The slight bitterness in his tone stung the girl into resentment. She was looking straight at him, but in the gloom he could not discern the expression of her eyes.
“I don't believe it,” she exclaimed decisively, “you—you do not look like that!”
“My appearance may be sufficient to convince you,” he returned, rather dryly, “but would weigh little before a Western court. Unfortunately, the evidence was strong against me; or would have been had the case ever come to a trial. The strange thing about it was that both warrants were sworn out by the same complainant, and apparently for a similar purpose—'Black Bart' Hawley.”
“What purpose?”
“To keep us from telling what we knew regarding a certain crime, in which either he, or some of his intimate friends, were deeply interested.”
“But it would all come out at the trial, wouldn't it?”
“There was to be no trial; Judge Lynch settles the majority of such cases out here at present. It is extremely simple. Listen, and I will tell you the story.”
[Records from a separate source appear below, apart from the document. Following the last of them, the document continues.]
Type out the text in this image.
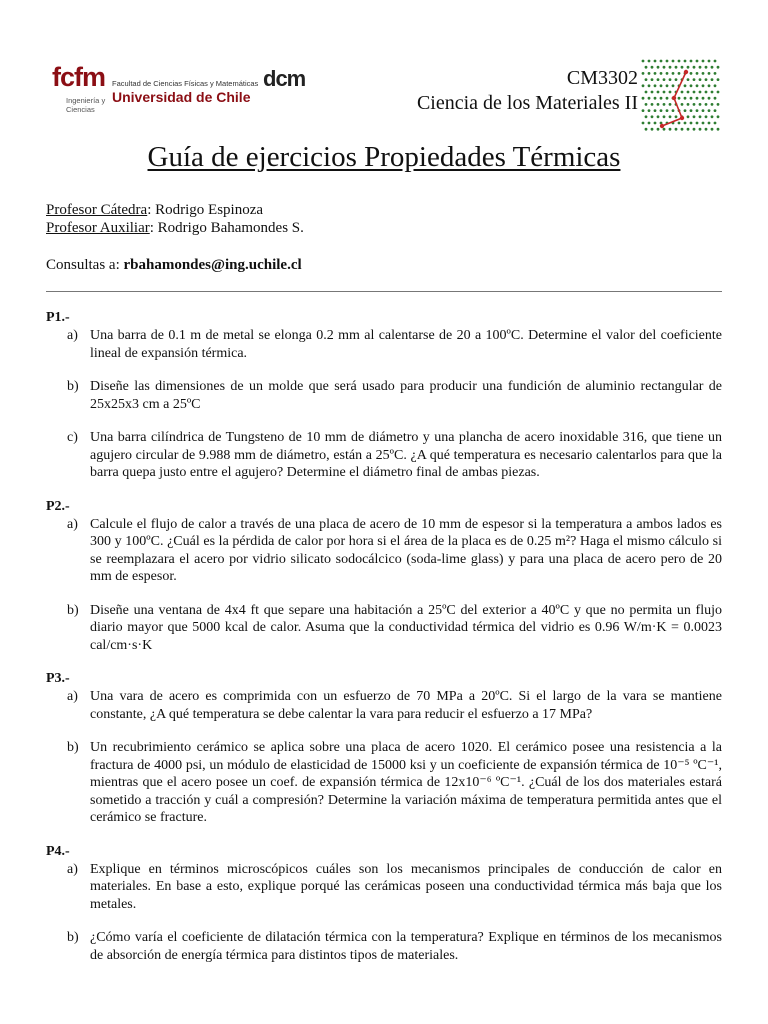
fcfm Facultad de Ciencias Físicas y Matemáticas
Universidad de Chile
Ingeniería y Ciencias
dcm	CM3302
Ciencia de los Materiales II
Guía de ejercicios Propiedades Térmicas
Profesor Cátedra: Rodrigo Espinoza
Profesor Auxiliar: Rodrigo Bahamondes S.
Consultas a: rbahamondes@ing.uchile.cl
P1.-
a) Una barra de 0.1 m de metal se elonga 0.2 mm al calentarse de 20 a 100ºC. Determine el valor del coeficiente lineal de expansión térmica.
b) Diseñe las dimensiones de un molde que será usado para producir una fundición de aluminio rectangular de 25x25x3 cm a 25ºC
c) Una barra cilíndrica de Tungsteno de 10 mm de diámetro y una plancha de acero inoxidable 316, que tiene un agujero circular de 9.988 mm de diámetro, están a 25ºC. ¿A qué temperatura es necesario calentarlos para que la barra quepa justo entre el agujero? Determine el diámetro final de ambas piezas.
P2.-
a) Calcule el flujo de calor a través de una placa de acero de 10 mm de espesor si la temperatura a ambos lados es 300 y 100ºC. ¿Cuál es la pérdida de calor por hora si el área de la placa es de 0.25 m²? Haga el mismo cálculo si se reemplazara el acero por vidrio silicato sodocálcico (soda-lime glass) y para una placa de acero pero de 20 mm de espesor.
b) Diseñe una ventana de 4x4 ft que separe una habitación a 25ºC del exterior a 40ºC y que no permita un flujo diario mayor que 5000 kcal de calor. Asuma que la conductividad térmica del vidrio es 0.96 W/m·K = 0.0023 cal/cm·s·K
P3.-
a) Una vara de acero es comprimida con un esfuerzo de 70 MPa a 20ºC. Si el largo de la vara se mantiene constante, ¿A qué temperatura se debe calentar la vara para reducir el esfuerzo a 17 MPa?
b) Un recubrimiento cerámico se aplica sobre una placa de acero 1020. El cerámico posee una resistencia a la fractura de 4000 psi, un módulo de elasticidad de 15000 ksi y un coeficiente de expansión térmica de 10⁻⁵ ºC⁻¹, mientras que el acero posee un coef. de expansión térmica de 12x10⁻⁶ ºC⁻¹. ¿Cuál de los dos materiales estará sometido a tracción y cuál a compresión? Determine la variación máxima de temperatura permitida antes que el cerámico se fracture.
P4.-
a) Explique en términos microscópicos cuáles son los mecanismos principales de conducción de calor en materiales. En base a esto, explique porqué las cerámicas poseen una conductividad térmica más baja que los metales.
b) ¿Cómo varía el coeficiente de dilatación térmica con la temperatura? Explique en términos de los mecanismos de absorción de energía térmica para distintos tipos de materiales.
He reviewed briefly those occurrences leading directly up to his arrest, saying little regarding the horrors of that scene witnessed near the Cimmaron Crossing, but making sufficiently clear his very slight connection with it, and the reason those who were guilty of the crime were so anxious to get him out of the way. She listened intently, asking few questions, until he ended. Then they both looked up, conscious that dawn was becoming gray in the east. Keith's first thought was one of relief—the brightening sky showed him they were riding straight north.